Etant moi-même un enfant qui vivait et jouait avec insouciance au lieu-dit le Vingartsberg, je ne me suis jamais posé la question de savoir d’où provenait le nom de ce lieu-dit. Et, ce n’est que par hasard que j’ai découvert récemment l’histoire de ce lieu-dit qui a donné naissance au sobriquet des habitants de Berviller que les jeunes de moins de quatre-vingts ans ne peuvent plus connaître.
En effet, il y a bien longtemps de cela, alors que l’informel était encore permis et que les gentilés de Berviller en Moselle étaient dans l’obligation de travailler pour survivre, on cultivait tout ce qui pouvait permettre de se remplir le ventre, tant qu’il était permis de le faire. Bien sûr on cultivait les patates, des carottes et du chou, entre autres, et chaque foyer avait en plus de son jardinet, près de la maison, un ou plusieurs champs, afin de pouvoir engranger de quoi se nourrir pendant les longs mois d’hiver de l’Est lorrain.
Mais, manger sans boire n’est pas vraiment idéal pour mettre quelques étoiles dans les plats aussi copieux soient-ils. Donc, certaines personnes du village eurent l’idée de planter des vignes sur le Vingartsberg. Autrement dit, ils cultivaient le Wein (vin) dans le Garten (jardin) qui était situé sur le Berg (colline, mont). Et naturellement à cette époque lointaine, on ne mettait pas de sulfite dans le vin pour qu’il puisse se conserver. C’est pourquoi ce vin du Vingartsberg se transformait très vite en vinaigre. Mais on ne va pas jeter pour autant ce breuvage, même s’il n’est plus permis de s’enivrer avec. Par conséquent, ces vignerons du Vingartsberg ont eu l’idée d’aller vendre leur vin aigre transformé en vinaigre dans les villages environnants car à cette époque lointaine il n’y avait pas encore d’épiceries dans les villages et les producteurs vendaient ou échangeaient leurs produits contre d’autres denrées.

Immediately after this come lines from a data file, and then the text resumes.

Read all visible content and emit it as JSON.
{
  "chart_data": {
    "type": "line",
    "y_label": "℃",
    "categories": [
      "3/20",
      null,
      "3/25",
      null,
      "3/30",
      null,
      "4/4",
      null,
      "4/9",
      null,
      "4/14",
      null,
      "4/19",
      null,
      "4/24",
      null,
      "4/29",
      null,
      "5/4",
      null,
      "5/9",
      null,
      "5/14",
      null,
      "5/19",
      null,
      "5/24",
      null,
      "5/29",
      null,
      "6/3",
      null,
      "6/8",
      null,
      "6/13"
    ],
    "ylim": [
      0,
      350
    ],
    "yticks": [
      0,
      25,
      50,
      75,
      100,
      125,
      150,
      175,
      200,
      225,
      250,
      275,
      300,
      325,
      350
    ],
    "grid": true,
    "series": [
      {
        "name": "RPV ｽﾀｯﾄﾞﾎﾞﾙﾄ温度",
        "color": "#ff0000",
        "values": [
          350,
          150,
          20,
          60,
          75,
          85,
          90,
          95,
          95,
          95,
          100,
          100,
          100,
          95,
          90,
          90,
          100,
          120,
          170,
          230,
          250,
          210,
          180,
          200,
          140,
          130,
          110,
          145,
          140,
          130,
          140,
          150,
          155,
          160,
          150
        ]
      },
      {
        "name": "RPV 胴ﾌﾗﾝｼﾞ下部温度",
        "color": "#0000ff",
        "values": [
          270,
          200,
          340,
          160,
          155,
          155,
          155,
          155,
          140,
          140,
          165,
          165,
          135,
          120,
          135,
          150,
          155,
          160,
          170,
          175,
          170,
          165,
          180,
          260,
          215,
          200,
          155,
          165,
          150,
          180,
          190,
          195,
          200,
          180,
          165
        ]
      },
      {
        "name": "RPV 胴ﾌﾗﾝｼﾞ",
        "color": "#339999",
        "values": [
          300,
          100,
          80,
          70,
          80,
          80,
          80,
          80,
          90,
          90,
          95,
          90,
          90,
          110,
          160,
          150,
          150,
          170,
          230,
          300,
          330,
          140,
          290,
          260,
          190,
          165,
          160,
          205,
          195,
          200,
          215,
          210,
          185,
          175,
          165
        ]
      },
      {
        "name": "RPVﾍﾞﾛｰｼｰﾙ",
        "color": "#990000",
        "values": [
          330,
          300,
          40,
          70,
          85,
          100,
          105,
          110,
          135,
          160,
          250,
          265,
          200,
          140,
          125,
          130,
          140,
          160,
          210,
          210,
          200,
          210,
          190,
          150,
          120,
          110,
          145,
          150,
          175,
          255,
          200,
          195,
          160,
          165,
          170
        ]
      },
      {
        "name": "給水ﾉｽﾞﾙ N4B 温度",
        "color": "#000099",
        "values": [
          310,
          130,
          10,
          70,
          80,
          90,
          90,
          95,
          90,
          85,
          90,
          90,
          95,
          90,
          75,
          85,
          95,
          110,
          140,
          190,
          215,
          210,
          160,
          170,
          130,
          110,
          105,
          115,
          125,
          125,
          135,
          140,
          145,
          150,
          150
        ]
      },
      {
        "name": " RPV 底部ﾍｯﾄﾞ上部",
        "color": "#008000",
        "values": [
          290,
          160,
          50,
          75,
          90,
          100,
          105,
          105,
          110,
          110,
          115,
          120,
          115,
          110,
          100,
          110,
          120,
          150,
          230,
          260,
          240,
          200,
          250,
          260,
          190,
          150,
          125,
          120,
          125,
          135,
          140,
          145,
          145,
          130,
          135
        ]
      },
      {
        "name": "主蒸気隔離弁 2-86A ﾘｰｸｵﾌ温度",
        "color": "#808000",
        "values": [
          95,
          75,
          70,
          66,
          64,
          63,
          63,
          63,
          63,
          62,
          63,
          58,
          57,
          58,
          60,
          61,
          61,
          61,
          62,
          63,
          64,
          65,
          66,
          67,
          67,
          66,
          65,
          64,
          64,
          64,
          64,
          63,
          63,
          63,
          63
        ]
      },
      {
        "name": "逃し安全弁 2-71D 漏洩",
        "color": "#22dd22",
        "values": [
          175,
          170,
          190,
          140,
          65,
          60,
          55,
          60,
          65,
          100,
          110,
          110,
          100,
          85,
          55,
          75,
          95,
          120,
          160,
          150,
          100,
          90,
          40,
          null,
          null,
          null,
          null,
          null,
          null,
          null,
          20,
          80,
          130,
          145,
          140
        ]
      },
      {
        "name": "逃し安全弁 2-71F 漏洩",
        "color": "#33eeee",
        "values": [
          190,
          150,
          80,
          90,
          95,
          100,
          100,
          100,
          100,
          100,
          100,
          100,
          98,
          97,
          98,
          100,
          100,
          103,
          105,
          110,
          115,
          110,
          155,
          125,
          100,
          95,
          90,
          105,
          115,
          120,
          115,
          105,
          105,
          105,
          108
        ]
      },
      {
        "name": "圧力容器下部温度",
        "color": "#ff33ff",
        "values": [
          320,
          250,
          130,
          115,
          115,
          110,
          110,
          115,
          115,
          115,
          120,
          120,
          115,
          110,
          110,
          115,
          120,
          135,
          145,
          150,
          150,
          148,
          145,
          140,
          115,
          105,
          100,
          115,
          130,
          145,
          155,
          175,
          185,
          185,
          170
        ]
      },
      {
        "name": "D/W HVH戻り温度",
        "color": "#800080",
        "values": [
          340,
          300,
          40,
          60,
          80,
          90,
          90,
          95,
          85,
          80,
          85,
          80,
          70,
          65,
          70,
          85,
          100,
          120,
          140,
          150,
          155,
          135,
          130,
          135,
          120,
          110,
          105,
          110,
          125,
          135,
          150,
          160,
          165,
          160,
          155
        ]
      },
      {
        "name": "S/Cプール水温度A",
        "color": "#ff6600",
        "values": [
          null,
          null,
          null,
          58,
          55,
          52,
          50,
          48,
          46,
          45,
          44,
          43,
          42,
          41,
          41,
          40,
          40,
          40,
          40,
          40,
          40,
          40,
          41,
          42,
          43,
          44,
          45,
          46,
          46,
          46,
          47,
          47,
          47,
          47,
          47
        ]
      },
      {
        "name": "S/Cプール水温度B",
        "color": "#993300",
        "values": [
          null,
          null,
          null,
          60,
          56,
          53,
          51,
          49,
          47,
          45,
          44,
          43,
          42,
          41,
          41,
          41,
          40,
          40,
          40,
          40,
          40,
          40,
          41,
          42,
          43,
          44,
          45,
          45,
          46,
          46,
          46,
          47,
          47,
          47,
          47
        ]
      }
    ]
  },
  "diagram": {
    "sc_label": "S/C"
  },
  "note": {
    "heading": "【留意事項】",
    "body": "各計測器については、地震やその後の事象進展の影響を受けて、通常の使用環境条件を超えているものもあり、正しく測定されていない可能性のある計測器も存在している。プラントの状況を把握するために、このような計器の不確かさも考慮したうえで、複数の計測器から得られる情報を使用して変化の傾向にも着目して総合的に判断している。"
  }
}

Il faut savoir qu’alors, peu de gens possédaient un nom de famille et souvent on leur attribuait le nom du lieu où ils vivaient, ou encore on leur collait un nom suivant le métier qu’ils exerçaient. Et pour appuyer ma thèse en ce qui concerne les gens qui vendaient leur vinaigre on les appelait simplement les Essiglècher (trous à vinaigre) car ils allaient certainement vendre leur vinaigre en se hâtant de boire comme des trous le vin qui n’avait pas encore tourné en vinaigre. Ce sobriquet a donc été donné à tous les habitants de Berviller.
Pour certaines personnes, le nom de Weingart ou de Vingert s’est répandu surtout dans l’Est de l’Hexagone, ainsi que dans le Saarland voisin. Mais comme toute histoire a une fin, la maladie de la vigne s’est répandue sur les vignes du Vingartsberg et ce fut la fin des vignes du Vingartsberg. Mais le sobriquet est resté accroché aux habitants du village, même si de nos jours peu de personnes savent qu’il fut un temps où on savait vivre sans les aides de l’Etat français.
J’aime bien cet article qui fait référence à ces objets de culture linguistique que sont les “lieux-dits” et autres toponymes. Une petite remarque incidente : “Wein” c’est bien sûr le “vin” (le “vin” en langue de Berviller) mais c’est aussi la “vigne” dans la vieille langue, souvent écrit “win”. Ainsi le “vingart” me semble bien désigner exactement le “vignoble”. Aussi le “vingartsberg” pourrait se traduire exactement par “le mont du vignoble” et, en français des temps ancien où le complément de nom s’exprimait par le seul article (ex Bourg-(de) La-Reine, Villeneuve-(de)-l’Archevêque etc.), par Mont-le-Vignoble. Ça vous dit quelque chose ? Sinon, allez jeter un coup d’œil sur les côtes de Toul.